Another disturbing aspect of this experiment is the result that future generations of worms also have two heads, even though their genomes remain unedited. In other words, cellular memory of natural shapes and configurations of organisms is retained in the intercellular electrical communication network. In effect, like a computer, organisms can be electrically reprogrammed to look and act differently, even if this were to create an evolutionary disadvantage—a backward evolutionary step.
This sort of reprogramming is very complex, it requires a whole team of highly paid biotechnologists to successfully alter even the simplest of organisms, but once achieved, undoing it is equally complex. Levin proposes that eventually scientists may be able to reprogram organisms to produce replacement parts for sick and aged humans. A giant step of his imagination whose safety implications remained undiscussed. The TED talk leaves you with the comforting message that all is well and wisely put and about to get even better—actually a nightmarish fantasy when you consider the risks.
So how close are reprogrammed humans?
Not close at all or even safely possible, they only exist on Netflix, but consider the implications of Levin’s research findings. Electrical fields determine human morphology, shape, and appearance of organs. We are being constantly exposed to increasingly complex external EMFs using a greater variety of frequencies and intensities. Levin’s work shows that the idea that these will have no health implications is frankly a head in the sand assessment.
We already know that external electrical fields have implications for human health because weapons have been designed using high intensity EMF fields. In the current climate of ethical standards, it is only a matter of time before someone begins to explore the possibility of redesigning, reprogramming, and controlling people inspired by Levin’s work. Is such research already under way? Due to scientific and military secrecy, we have no way of knowing.
Nature is intelligent
Another feature of Levin’s work is the construction of living nanoscale organisms known as xenobots which he shows swimming down tubular mazes and making decisions about where to go next. Levin describes them as intelligent. I would rather suggest that no one has any idea where this leads to or whether the outcome will be intelligent or simply mad. I’m voting for mad.

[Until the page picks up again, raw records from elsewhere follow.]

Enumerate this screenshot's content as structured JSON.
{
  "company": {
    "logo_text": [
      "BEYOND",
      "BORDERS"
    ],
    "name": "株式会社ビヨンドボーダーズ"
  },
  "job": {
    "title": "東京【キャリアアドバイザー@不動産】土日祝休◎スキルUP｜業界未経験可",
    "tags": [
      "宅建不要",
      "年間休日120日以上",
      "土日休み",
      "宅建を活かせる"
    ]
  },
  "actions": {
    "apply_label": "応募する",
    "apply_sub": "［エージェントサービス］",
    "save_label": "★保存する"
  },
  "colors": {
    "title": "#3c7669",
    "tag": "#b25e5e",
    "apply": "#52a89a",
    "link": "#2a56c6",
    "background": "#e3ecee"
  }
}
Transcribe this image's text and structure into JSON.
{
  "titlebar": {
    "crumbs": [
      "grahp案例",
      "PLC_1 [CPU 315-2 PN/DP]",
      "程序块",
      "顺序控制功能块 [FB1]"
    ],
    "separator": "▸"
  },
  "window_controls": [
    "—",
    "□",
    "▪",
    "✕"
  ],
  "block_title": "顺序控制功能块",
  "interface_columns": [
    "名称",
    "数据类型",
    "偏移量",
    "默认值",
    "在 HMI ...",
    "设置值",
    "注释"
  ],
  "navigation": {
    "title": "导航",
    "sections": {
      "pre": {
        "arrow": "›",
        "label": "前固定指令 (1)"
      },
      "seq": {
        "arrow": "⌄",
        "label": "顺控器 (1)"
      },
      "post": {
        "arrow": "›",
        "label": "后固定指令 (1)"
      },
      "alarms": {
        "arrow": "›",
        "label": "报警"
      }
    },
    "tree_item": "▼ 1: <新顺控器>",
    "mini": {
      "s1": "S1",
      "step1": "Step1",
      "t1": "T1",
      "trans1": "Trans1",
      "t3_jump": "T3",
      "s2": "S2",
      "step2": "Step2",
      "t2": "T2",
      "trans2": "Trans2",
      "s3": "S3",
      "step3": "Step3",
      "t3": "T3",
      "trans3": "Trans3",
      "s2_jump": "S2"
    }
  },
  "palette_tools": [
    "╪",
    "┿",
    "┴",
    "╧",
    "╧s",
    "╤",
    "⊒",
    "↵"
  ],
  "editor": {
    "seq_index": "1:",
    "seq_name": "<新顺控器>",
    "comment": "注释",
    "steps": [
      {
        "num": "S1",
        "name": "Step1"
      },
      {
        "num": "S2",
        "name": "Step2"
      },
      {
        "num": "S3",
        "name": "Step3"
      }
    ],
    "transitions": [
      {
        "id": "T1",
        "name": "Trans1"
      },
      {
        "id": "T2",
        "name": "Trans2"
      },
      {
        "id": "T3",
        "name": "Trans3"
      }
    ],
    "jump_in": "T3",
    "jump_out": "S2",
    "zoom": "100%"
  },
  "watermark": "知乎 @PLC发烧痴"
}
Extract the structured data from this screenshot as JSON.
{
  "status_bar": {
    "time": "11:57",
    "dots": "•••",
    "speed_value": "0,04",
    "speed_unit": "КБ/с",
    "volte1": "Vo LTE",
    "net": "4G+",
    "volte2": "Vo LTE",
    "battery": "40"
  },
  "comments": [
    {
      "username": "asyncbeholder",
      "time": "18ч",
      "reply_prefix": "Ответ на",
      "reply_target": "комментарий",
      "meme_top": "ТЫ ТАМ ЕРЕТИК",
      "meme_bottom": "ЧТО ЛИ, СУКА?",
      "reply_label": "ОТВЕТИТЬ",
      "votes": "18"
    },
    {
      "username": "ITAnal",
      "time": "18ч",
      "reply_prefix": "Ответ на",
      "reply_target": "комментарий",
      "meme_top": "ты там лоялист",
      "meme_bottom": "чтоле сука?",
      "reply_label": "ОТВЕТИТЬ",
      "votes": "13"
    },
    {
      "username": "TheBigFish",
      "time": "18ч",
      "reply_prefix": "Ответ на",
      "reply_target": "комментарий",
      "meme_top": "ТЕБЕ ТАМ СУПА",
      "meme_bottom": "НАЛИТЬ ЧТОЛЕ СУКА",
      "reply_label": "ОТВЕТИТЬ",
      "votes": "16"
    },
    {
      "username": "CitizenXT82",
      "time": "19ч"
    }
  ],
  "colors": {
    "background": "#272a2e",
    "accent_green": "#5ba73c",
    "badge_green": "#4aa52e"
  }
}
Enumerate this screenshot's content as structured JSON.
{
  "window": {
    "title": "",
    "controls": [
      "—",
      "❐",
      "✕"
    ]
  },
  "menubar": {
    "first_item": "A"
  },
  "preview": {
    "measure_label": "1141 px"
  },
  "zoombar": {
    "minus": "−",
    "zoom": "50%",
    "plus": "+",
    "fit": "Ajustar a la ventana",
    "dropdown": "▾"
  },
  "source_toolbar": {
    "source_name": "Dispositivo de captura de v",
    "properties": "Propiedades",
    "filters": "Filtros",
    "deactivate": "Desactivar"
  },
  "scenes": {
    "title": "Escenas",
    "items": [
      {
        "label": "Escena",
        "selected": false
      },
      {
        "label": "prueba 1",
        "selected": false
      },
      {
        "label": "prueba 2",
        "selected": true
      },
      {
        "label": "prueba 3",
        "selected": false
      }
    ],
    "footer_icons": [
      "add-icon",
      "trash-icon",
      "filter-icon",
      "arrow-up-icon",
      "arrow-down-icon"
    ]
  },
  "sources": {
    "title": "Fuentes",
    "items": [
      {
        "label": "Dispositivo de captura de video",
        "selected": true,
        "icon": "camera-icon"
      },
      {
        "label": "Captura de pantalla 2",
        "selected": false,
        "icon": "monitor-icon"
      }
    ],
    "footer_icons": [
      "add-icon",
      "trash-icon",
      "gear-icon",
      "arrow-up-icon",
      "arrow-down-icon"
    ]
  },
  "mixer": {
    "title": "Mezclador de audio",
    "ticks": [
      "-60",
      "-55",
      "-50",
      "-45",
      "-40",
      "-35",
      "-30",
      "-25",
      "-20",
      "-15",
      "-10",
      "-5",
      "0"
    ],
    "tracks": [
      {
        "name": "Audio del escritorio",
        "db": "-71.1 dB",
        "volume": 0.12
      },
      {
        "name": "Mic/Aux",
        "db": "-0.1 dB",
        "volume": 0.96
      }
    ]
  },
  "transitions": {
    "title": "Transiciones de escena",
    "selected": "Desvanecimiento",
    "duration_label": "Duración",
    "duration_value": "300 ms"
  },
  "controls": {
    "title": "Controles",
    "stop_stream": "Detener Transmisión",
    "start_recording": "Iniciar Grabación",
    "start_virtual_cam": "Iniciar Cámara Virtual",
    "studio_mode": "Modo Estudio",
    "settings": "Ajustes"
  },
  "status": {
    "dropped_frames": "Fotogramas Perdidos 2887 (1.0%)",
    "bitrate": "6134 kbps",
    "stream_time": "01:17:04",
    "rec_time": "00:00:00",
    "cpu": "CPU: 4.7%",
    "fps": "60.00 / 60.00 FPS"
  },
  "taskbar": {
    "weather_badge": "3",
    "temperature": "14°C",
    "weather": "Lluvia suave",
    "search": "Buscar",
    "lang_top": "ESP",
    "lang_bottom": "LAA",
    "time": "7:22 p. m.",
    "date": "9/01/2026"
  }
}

Natural systems are highly coordinated within a network of universal laws which optimise efficiency. Physical laws all conform to a mathematical type known as ‘least action’—they are not only efficient, but as efficient as possible. Biological systems are also optimised according to an infinity of factors geared to survival and evolution. The computing power that nature brings to bear is far far beyond even the largest supercomputers.
What I found interesting in this video is the clear evidence that nature’s intelligence is widely distributed and highly abstract. The TED talk included pictures of electrical activity in the gaps between cells coordinating organic development. When we are looking for the source of intelligence, we are not looking for one point or structure in the brain or even the genome, intelligence is everywhere, even in the gaps.
When talking about intelligence, also refer to consciousness, in many ways they are synonymous. Genomes provide intelligent structure, bioelectric systems determine the flow and expression of this genetic intelligence, but intelligence in and of itself resides in the abstract field of consciousness. Edit DNA or reprogram cellular electrical systems and you can permanently maim the expression of consciousness in human life.